Schieffer has worked in journalism for more than 50 years, 46 of them at CBS News. This year marks his 24th behind the desk of Face the Nation.
"Because that was where it all started for me, I wanted this to be the place, and I wanted you all to be the first to know that this summer I'm going to retire," the newsman said at the annual Schieffer Symposium at Texas Christian University, his alma mater. "It's been a great adventure. You know, I'm one of the luckiest people in the world because as a little boy, as a young reporter, I always wanted to be a journalist, and I got to do that. And not many people get to do that, and I couldn't have asked for a better life or something that was more fun and more fulfilling."
CBS News President David Rhodes praised Schieffer's legacy in a statement on CBS News, saying, "He's been an inspiration and a mentor to so many colleagues - and frankly, to me. You could see at TCU tonight how that inspiration extends to a wider community of reporters and editors and academics."

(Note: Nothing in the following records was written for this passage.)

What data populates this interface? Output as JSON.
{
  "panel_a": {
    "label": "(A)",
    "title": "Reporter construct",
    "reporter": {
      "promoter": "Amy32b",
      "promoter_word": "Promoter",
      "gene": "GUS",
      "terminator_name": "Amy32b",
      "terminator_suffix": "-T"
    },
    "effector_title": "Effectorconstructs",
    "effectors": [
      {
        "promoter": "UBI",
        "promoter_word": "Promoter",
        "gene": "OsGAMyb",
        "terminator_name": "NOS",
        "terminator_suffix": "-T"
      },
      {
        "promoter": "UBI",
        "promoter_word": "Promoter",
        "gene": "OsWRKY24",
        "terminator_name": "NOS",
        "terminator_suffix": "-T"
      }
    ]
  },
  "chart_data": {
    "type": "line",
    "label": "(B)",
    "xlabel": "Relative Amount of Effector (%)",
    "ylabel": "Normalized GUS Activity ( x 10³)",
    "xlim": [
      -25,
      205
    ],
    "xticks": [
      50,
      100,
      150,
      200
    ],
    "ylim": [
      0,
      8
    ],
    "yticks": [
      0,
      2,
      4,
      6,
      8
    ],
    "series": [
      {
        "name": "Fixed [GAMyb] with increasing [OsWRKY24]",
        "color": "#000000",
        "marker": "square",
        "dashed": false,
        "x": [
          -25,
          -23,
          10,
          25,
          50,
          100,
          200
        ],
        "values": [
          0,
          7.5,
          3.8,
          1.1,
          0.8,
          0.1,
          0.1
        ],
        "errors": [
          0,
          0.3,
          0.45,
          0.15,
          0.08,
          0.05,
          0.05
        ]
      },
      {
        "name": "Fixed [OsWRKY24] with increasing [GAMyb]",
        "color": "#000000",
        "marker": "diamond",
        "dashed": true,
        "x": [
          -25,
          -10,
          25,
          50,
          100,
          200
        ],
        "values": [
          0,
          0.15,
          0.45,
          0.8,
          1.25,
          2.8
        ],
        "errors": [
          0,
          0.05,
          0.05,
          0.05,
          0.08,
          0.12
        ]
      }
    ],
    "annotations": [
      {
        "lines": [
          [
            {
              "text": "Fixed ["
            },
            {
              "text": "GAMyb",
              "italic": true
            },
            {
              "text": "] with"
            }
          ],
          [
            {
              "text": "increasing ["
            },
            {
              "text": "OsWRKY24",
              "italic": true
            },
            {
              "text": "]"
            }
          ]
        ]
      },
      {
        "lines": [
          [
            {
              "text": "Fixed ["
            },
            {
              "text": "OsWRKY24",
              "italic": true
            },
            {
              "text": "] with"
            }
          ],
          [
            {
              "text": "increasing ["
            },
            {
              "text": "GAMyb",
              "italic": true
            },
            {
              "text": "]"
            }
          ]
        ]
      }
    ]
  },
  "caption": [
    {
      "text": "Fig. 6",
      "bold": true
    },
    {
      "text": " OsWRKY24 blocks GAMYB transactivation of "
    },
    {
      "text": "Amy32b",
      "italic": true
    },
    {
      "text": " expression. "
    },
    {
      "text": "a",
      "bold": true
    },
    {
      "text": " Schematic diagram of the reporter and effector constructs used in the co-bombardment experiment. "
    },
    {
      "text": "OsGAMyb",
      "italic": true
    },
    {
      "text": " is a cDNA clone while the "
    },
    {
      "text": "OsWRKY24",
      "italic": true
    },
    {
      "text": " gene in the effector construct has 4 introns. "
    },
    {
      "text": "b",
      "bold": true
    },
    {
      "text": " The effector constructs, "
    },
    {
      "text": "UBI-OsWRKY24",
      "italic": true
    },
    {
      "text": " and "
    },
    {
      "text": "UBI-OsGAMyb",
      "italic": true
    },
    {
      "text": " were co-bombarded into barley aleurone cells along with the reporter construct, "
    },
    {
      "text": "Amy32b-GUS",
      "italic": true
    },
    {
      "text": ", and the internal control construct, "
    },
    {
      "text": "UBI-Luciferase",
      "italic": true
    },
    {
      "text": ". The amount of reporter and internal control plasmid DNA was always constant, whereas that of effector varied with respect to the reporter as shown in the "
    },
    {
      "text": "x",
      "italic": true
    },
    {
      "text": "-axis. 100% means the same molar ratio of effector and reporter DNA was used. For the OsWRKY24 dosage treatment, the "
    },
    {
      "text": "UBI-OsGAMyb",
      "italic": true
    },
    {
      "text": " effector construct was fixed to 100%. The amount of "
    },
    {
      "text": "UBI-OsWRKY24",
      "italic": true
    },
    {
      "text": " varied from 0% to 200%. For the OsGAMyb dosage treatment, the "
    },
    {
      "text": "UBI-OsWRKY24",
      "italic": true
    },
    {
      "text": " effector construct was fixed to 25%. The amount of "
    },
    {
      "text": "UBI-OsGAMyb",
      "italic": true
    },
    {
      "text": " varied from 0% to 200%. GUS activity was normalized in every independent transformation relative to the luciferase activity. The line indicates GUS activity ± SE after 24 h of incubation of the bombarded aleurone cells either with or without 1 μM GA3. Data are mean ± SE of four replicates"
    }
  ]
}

IIn his announcement, Schieffer thanked those who have helped advance his career, including Phil Record and Jack Butler at the Star-Telegram in Fort Worth, Texas, where Schieffer worked as a reporter before joining CBS News. He also thanked CBS' Bill Small, Sean McManus, Richard Salant, Jeff Fager and Rhodes, as well as CBS Chairman and CEO Leslie Moonves.
"I've never believed much in the self-made man theory; I think we all need a little help and I had a lot of help along the way," Schieffer said.
Throughout his career, Schieffer has covered all four major beats: the Pentagon, the White House, Congress and the State Department. He was named anchor and moderator of Face the Nation in 1991. He has won numerous awards in broadcast journalism, including eight Emmys and the Edward R. Murrow Award. In 2013, Schieffer was inducted into the National Academy of Arts and Sciences Hall of Fame.
Schieffer also anchored the Saturday edition of the CBS Evening News for 23 years.